Philip K. Dick est un des plus grands écrivains du XXe siècle. Na. Il y a quelque temps de cela, lors d’une soirée un tantinet arrosée, c’est ce que j’avais sorti à deux vagues connaissances avec qui je causais littérature. Les deux explosent de rire : « C’est une blague ? » Non. Non, non. Philip K. Dick est un des plus grands écrivains du XXe siècle. Je ne suis pas bourré, et je vous assure que je suis sincère. Ils s’esclaffent à nouveau, et me regardent avec un air condescendant. « Attends… Oui, c’est pas mal… Mais… Bon, c’est pas très bien écrit, quand même… Et puis… C’EST DE LA SCIENCE-FICTION ! »
Là. Argument imparable. La science-fiction, c’est bien rigolo, ça divertit les nerds type ados attardés, mais, soyons sérieux, ce n’est pas de la littérature… Lawrence Sutin, auteur de cette biographie de Dick, on lui a aussi fait le coup, semble-t-il : « Philip K. Dick (1928-1982) reste un trésor enfoui dans le domaine de la littérature américaine parce que la grande majorité de ses œuvres a vu le jour dans le cadre d’un genre – la science-fiction – qui ne retient pratiquement jamais l’intérêt des gens sérieux. Car on ne saurait être sérieux en racontant des histoires de vaisseaux spatiaux, n’est-ce pas ? Une baleine blanche, voilà qui peut faire office de grande figure littéraire ; mais comment en dire autant d’un fongus de Ganymède télépathe ? » Et, effectivement, « la science-fiction fait ricaner la plupart des esprits sérieux : fusils à rayon maniés par des gaillards à chemise déchirée et pectoraux impressionnants, monstres aux yeux pédonculés malmenant des donzelles à soutien-gorge en cuivre… Le tout situé dans de « hardis mondes de demain » qui rappellent les pires séries B, avec leurs soucoupes volantes suspendues à une ficelle au-dessus d’une maquette de cité, ou encore ces super-héros un peu tartes issus des bandes-dessinées de notre enfance. » Ben tiens…

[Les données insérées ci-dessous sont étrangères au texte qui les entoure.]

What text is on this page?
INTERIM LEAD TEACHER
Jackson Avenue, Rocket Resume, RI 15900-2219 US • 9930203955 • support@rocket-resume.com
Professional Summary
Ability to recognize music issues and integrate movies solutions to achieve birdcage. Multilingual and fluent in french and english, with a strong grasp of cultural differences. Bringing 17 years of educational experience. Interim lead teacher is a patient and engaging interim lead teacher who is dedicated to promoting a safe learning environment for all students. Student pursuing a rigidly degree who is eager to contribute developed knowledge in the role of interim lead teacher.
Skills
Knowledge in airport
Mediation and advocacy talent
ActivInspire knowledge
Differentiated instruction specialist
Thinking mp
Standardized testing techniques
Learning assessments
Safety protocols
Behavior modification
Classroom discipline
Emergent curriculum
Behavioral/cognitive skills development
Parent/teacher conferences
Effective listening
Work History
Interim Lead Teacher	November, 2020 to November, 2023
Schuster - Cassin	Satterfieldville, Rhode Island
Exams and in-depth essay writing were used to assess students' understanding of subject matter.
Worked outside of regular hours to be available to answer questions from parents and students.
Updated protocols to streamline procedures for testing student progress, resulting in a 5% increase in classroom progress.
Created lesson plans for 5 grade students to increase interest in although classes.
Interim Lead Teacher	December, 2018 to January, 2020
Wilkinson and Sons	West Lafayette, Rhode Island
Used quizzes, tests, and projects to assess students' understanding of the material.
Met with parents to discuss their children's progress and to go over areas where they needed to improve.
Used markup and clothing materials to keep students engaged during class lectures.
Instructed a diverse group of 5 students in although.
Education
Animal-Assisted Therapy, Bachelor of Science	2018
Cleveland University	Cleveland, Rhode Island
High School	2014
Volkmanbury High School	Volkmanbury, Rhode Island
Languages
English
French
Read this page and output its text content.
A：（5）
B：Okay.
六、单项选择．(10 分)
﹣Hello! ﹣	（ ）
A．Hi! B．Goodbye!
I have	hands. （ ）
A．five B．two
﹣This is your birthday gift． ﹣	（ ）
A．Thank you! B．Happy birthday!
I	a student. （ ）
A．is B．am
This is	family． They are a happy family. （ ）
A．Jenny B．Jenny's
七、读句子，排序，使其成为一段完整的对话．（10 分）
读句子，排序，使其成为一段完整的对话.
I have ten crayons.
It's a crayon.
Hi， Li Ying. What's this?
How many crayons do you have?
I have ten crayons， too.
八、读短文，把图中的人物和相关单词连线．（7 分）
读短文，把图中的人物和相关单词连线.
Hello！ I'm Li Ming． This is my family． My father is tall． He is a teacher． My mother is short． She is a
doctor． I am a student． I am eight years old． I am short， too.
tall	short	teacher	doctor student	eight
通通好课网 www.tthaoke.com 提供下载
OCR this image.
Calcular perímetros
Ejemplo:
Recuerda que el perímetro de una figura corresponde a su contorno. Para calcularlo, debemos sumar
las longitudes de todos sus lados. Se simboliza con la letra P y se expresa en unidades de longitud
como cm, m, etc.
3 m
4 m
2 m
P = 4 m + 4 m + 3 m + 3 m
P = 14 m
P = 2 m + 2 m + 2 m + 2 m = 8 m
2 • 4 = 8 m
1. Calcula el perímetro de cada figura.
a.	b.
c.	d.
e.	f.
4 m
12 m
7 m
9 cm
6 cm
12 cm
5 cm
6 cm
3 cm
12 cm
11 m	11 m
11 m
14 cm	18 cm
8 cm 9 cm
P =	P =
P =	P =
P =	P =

Ces abrutis parlent de ce qu’ils ne connaissent pas, et ne savent pas ce qu’ils perdent. Laissons-les à leurs préjugés, nous avons bien plus intéressant à faire que de batailler en vain avec eux. Lire des livres de science-fiction, par exemple, et notamment ceux de Philip K. Dick. Ou encore lire des ouvrages – hélas bien rares – tels que celui-ci, mélangeant biographie et essai pour dresser un portrait passionnant et souvent très pertinent de celui qui fut bien un des très grands écrivains de ce siècle. Car, pour citer à nouveau l’auteur, « Si Héraclite a raison de dire que « la nature des choses a coutume de se dissimuler », où chercher le grand art sinon dans un genre mineur ? »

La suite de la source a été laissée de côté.